04/03. 1961. Оттого у меня тогда с аппаратом для дыхания ничего не вышло, что недопонимал я значения его в целом. Что он не только дыхание мне должен правильно поставить, но выводить из тела скверну путем физического страдания. И правильно шипы я придумал, они в тело поглубже должны входить, весь блуд из него выдавливать.

16/03. 1961. Фотографии мне нужно самому делать, потому что они будут тогда проверенные. И помощники из них хорошие будут. Не на кого опереться вокруг, все стучат, все подглядывают. И что за это имеют? Ну что у меня взять, своровать? Ровным счетом ничего. Так, только комнату занять можно. Так ведь из одного удовольствия губят человека. Вон сколько концлагерей понастроили. А для чего, спросить можно. Опять же, кто-то от этого наслаждение получает. Поэтому все проверять нужно. И кто смотрит на тебя и кто слушает. Потом это все выясняется. Какие наблюдения производятся. И кто в жратву чего-то подмешивает.

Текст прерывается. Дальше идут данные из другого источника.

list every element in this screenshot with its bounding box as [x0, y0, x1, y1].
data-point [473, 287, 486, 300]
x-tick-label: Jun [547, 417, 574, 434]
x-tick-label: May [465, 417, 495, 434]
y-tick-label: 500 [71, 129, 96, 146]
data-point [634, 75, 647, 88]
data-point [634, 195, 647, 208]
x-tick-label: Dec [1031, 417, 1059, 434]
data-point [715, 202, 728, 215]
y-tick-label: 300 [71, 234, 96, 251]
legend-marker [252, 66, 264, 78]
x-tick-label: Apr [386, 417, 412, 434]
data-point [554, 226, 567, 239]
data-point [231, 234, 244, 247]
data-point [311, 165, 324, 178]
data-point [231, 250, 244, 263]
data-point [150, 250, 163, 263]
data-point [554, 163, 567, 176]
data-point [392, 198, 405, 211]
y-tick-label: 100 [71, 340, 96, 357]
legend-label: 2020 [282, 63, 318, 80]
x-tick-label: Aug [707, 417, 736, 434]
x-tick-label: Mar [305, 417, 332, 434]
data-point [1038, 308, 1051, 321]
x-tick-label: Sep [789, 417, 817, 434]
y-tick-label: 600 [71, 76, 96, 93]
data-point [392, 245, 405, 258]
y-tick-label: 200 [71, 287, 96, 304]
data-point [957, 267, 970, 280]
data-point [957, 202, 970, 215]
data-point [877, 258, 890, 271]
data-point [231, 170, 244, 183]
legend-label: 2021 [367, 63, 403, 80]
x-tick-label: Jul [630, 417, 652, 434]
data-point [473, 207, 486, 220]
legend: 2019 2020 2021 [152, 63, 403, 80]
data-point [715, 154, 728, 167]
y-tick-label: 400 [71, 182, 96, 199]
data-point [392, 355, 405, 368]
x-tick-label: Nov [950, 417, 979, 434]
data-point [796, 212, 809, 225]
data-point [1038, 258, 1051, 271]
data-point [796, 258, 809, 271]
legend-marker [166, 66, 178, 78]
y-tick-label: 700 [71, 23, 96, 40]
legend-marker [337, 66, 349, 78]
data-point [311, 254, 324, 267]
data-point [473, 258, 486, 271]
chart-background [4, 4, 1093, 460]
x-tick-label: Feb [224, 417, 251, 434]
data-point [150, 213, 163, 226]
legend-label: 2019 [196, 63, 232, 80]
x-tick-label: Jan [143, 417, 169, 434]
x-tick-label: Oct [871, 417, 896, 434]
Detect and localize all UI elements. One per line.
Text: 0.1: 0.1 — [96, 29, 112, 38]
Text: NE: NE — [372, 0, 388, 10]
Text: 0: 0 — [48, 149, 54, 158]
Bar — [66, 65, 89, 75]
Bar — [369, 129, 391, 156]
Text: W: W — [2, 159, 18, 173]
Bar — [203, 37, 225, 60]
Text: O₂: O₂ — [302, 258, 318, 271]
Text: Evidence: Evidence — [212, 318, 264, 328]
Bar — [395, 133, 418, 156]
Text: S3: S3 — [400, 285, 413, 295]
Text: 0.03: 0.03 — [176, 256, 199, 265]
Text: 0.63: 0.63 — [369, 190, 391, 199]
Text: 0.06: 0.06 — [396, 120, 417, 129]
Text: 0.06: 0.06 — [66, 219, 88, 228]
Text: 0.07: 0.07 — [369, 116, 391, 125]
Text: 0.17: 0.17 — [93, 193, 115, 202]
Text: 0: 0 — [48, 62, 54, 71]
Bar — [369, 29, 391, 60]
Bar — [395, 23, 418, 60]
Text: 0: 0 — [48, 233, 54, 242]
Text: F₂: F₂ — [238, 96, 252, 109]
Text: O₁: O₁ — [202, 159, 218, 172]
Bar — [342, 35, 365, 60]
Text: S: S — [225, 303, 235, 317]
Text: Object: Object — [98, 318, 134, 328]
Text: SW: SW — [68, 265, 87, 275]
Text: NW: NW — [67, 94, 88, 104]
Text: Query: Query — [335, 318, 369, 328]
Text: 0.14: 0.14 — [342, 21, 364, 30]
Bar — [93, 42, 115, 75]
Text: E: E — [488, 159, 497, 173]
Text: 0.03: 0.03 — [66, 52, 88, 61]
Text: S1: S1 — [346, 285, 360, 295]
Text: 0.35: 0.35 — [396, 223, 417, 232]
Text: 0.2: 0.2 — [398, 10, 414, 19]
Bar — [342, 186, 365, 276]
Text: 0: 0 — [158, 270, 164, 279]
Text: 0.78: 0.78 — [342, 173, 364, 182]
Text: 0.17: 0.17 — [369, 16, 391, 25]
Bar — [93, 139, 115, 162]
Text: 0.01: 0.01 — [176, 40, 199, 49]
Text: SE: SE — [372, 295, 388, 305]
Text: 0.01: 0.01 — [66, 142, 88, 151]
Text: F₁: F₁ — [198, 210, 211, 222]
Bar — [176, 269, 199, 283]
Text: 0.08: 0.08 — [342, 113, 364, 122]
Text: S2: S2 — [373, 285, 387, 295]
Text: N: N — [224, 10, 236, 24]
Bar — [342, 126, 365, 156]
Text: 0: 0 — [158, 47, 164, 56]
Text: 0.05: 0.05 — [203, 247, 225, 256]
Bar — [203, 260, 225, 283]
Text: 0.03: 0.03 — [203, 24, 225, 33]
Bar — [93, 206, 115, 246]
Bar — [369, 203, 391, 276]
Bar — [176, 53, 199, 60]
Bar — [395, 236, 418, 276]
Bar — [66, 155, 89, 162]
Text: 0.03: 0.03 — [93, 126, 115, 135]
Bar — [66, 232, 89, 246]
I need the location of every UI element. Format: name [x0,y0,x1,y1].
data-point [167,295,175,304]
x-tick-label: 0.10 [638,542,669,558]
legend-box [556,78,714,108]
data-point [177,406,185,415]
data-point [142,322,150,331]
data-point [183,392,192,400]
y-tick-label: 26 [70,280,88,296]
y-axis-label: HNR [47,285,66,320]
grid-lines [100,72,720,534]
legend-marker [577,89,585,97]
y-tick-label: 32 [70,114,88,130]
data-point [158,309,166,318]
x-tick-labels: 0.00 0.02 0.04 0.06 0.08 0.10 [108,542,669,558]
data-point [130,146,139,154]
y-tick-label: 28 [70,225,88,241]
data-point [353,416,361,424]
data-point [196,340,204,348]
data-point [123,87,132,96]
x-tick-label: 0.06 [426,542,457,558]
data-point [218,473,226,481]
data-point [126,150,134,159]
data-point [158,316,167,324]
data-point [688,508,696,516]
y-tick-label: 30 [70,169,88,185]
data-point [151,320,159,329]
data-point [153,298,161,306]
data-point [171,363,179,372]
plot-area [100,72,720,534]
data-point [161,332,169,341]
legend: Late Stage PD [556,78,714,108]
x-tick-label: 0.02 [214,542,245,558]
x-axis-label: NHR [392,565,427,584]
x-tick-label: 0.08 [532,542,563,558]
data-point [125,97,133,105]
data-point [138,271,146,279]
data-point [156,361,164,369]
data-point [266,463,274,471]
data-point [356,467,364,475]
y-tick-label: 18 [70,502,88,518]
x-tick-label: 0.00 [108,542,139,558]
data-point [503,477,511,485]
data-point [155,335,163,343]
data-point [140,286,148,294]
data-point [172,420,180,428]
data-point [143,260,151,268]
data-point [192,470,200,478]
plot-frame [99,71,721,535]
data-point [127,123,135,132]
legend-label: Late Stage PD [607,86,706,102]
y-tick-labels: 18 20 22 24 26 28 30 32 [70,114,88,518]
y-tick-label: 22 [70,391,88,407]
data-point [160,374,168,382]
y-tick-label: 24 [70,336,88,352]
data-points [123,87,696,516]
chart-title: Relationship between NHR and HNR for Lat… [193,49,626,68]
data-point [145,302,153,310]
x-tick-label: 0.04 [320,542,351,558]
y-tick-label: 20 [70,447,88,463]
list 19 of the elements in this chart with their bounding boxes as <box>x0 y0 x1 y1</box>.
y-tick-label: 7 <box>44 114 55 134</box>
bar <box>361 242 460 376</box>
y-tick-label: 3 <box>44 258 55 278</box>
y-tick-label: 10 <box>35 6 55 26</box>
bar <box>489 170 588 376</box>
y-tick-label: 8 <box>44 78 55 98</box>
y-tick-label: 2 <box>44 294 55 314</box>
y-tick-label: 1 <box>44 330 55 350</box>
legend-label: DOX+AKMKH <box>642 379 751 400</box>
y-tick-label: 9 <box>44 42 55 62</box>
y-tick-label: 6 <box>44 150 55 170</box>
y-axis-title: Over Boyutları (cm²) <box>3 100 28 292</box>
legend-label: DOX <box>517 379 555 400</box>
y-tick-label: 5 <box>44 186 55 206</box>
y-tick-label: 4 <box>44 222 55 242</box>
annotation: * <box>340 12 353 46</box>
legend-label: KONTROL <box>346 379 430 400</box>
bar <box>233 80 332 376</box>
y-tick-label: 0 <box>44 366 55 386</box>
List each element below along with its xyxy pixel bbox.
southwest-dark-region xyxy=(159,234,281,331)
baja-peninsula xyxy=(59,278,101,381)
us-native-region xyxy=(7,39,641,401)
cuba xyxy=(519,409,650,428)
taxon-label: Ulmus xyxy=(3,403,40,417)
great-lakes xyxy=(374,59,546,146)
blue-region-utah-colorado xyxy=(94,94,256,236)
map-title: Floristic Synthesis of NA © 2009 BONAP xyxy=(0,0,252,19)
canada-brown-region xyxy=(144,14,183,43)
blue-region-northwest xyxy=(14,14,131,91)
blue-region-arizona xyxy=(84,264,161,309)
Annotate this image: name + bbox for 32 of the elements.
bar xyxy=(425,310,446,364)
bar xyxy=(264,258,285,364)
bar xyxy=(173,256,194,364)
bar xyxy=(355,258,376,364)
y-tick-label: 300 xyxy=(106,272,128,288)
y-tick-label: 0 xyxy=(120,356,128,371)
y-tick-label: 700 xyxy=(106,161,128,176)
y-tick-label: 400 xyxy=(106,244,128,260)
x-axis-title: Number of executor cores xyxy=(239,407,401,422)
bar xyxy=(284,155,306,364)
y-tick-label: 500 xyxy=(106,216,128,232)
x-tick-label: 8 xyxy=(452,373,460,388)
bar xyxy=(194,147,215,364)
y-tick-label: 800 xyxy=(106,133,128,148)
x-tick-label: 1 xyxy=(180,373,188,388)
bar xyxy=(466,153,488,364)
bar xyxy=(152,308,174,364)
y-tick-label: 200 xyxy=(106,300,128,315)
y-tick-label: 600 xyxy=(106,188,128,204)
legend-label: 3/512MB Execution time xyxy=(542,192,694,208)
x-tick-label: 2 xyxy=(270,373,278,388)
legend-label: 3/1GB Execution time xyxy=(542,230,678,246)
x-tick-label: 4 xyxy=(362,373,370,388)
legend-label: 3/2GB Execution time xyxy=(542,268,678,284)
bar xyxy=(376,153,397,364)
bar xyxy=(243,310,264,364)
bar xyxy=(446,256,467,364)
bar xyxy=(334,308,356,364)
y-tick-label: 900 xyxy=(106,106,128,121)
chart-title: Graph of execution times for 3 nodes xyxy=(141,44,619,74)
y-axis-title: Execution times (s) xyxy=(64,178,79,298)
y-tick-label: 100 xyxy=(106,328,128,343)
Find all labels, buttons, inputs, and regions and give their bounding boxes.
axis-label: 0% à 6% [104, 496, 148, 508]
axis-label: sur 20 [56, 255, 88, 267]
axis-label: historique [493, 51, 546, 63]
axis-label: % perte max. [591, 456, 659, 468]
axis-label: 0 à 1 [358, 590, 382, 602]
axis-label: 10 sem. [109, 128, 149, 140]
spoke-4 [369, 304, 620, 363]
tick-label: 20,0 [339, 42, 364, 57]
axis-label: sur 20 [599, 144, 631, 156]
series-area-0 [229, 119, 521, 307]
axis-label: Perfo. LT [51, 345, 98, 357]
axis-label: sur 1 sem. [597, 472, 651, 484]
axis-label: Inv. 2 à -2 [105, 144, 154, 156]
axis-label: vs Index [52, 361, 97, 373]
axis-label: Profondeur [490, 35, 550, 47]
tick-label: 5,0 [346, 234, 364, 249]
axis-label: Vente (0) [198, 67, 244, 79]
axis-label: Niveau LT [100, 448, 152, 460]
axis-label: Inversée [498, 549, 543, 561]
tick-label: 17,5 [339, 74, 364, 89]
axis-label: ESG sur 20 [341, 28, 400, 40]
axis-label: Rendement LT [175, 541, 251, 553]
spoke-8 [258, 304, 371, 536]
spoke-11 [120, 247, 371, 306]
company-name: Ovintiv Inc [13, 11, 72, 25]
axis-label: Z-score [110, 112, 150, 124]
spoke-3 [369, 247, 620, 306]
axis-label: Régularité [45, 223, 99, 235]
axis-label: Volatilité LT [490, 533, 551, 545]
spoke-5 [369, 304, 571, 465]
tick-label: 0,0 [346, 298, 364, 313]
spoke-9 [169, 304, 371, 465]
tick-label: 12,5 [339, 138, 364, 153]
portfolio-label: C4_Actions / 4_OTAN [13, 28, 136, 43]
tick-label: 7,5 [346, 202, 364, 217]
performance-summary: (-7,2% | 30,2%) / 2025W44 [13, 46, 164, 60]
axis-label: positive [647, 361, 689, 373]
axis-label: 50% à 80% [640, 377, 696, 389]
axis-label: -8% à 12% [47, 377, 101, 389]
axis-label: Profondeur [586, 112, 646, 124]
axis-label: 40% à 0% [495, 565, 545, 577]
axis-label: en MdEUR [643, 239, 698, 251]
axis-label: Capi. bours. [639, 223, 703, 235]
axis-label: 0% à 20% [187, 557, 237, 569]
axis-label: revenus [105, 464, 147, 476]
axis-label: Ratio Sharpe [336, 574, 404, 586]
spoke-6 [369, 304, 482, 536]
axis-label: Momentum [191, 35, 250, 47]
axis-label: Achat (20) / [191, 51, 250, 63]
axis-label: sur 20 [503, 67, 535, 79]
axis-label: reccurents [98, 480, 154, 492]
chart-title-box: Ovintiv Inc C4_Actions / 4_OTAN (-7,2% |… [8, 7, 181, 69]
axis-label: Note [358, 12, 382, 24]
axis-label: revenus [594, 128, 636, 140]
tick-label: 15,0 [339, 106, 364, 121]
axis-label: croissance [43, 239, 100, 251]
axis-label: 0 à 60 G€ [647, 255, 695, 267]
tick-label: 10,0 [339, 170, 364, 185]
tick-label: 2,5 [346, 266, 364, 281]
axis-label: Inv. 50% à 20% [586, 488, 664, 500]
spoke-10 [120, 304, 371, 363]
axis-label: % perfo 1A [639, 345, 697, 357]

27/05. 1961. Купил "Зенит". Сделал первый снимок. Набалдашник от дядиной палки, положил на подоконник и сфотографировал. С головой последнее время полегче стало. И сразу на работе полегче. А то держался из последних сил, каждую цифру по три раза читал и понимал еле-еле.

06/06. 1961. Получил из фотолабаратории пленку - вся темная, ничего разглядеть невозможно. На двух кадрах еле виден кот наш дворовый. Сложное это дело оказалось, и дорогое. Вот экспонометр теперь нужен.

17/06. 1961. У нас на комбинате, в ангаре лежат верстаки списанные. Я выпросил разрешения у Егорова, замдиректора, и четыре зажима снял. На них закруты деревянные у струбцин в приличном состоянии. Теперь кресло сделаю себе для молитвы, чтобы ноги в тисках зажимать и с двух сторон грудную клетку закрепить в принудительно - фиксированном положении. Вот и осуществиться моя задумка. А там и до дыхательного аппарата доберусь. Держись, Николай Иванович!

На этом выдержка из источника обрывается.